Year A - Pentecost +18 or Community Practice 18
September 28, 2014


Always with the intermediaries. Why send “slaves” to do a final ask? 

Who would dare to ignore a king to their face or to try to imprison them? It is so easy for us to fall into judging where we are going to spend our time and energy. Convenience is a major issue here. Also at stake are judgments about survival and whether attending a wedding will detract from the needed commerce to continue growing personal wealth. Both of these remind us of the eternal tension between our social contracts and our personal judgments.
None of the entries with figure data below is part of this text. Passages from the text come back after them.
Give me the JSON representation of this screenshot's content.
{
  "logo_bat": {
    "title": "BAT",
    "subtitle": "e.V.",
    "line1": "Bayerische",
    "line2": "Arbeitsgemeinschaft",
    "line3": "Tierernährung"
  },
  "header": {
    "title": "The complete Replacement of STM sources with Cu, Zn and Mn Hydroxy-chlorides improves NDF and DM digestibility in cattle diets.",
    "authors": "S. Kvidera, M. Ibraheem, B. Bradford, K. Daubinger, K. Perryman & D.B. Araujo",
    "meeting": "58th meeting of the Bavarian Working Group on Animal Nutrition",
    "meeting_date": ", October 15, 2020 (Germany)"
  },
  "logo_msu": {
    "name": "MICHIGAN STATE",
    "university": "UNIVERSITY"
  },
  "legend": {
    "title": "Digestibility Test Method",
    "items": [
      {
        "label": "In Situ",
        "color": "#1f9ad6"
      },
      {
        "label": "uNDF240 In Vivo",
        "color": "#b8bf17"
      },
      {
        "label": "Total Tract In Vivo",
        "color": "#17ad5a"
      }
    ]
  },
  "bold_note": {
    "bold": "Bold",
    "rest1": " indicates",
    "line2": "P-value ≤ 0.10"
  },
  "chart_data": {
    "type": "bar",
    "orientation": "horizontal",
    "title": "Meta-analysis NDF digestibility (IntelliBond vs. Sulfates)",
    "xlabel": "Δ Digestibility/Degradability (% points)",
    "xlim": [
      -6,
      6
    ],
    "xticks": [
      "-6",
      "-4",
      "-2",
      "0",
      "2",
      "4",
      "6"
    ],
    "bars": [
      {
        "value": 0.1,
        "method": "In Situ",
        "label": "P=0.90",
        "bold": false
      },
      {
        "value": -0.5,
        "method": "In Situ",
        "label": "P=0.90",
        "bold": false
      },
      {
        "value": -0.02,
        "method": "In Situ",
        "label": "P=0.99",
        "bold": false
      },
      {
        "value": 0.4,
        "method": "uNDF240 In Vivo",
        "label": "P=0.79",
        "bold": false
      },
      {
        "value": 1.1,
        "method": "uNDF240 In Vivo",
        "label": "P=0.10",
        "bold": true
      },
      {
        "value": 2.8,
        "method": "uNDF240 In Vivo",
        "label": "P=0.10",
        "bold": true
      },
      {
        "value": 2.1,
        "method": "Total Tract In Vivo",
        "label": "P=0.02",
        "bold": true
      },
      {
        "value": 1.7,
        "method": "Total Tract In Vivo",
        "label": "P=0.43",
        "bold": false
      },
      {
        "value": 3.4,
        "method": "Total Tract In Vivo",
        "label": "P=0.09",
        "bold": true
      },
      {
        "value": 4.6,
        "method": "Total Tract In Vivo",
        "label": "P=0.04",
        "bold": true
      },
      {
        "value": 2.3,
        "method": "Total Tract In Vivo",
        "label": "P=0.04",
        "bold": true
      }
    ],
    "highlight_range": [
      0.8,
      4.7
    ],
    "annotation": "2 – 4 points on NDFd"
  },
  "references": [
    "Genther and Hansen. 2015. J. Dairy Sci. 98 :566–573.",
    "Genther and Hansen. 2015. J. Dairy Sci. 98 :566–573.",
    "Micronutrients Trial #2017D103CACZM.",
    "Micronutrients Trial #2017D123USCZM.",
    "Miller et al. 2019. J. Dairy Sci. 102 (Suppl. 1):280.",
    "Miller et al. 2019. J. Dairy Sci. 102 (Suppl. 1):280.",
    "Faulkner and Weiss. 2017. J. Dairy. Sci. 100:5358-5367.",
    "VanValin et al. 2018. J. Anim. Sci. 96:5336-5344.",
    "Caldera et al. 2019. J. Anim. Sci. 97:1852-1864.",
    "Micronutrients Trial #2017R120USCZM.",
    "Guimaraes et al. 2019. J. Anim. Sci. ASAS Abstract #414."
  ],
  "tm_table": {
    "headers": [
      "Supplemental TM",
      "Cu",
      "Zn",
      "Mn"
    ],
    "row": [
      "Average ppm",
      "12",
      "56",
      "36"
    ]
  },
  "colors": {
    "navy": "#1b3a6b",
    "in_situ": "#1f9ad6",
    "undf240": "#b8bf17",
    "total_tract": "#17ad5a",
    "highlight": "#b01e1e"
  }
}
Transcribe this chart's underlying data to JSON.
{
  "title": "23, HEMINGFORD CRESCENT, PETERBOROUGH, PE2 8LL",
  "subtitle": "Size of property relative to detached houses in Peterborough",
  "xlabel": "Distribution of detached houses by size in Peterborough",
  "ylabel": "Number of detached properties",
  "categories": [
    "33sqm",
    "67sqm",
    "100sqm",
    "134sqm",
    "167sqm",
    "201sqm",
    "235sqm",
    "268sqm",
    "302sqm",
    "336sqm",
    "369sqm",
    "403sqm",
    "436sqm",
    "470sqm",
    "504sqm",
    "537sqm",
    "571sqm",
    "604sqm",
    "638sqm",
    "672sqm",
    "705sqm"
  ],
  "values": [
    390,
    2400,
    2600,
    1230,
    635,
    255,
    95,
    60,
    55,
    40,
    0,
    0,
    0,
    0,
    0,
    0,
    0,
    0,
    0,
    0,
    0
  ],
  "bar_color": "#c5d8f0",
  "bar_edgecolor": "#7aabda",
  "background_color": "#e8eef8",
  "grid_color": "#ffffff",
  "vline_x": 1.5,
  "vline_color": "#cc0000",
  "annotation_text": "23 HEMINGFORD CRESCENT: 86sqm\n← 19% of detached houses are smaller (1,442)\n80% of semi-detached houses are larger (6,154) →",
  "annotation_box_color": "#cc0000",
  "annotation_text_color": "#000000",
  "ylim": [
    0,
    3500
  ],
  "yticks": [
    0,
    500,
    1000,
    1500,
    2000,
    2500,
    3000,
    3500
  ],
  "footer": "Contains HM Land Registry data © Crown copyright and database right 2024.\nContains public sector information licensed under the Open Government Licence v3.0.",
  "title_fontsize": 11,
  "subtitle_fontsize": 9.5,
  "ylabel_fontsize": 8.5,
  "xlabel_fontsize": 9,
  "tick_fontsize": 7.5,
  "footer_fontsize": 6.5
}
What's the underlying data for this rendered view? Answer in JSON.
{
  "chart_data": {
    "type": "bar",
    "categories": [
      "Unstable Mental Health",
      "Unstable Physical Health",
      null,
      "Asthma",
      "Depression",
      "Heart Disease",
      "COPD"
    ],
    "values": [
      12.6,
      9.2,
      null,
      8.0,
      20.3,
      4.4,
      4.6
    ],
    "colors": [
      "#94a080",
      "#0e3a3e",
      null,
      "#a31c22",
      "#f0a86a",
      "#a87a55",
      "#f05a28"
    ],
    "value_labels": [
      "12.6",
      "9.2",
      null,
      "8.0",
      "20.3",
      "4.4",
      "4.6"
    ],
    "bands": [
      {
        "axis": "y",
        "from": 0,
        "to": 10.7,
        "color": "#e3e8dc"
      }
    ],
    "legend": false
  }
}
Here the kingly prerogative is to make the king’s judgments preeminent and so all citizens need to drop everything to attend to wherever the king ends up on a particular decision. Why would a wedding banquet be expected to be of the same import and value to everyone? Is this but the latest in a series of vanities of kingship that is weakening the interrelationships of the community or is it a key turning point in the way the citizens are recommitted to one another? The mere fact of a banquet doesn’t tell us much about where it fits into larger pictures.

The only consistent things here is the hair-trigger recompense a king is able to wreak upon their subjects. Many are slaughtered and single outliers are bound and tortured.

Where would you rank this particular parable in light of other parables. Is this on the same par as a mustard seed?

What aspect of heaven does this convey that another parable about a field pearl doesn’t or can’t? And, is this a constituent part of heaven or another of our interpretations based on kingly privilege?

Not being able to take a parable at face-value, how might we use this to reveal a misconception about heaven (defined by hell rather than itself) or an integral part of its nature (exclusive, decisional)?

Imagine for a moment a moral that is a bit less privileged. What would it be like to follow Chapter 21’s insight that many regarded Jesus as a prophet? Might that push us to reconsider the telling of this parable in favor of one that is more prophetically merciful than kingly/priestly judgment and end with “Many are called, and many welcomed.”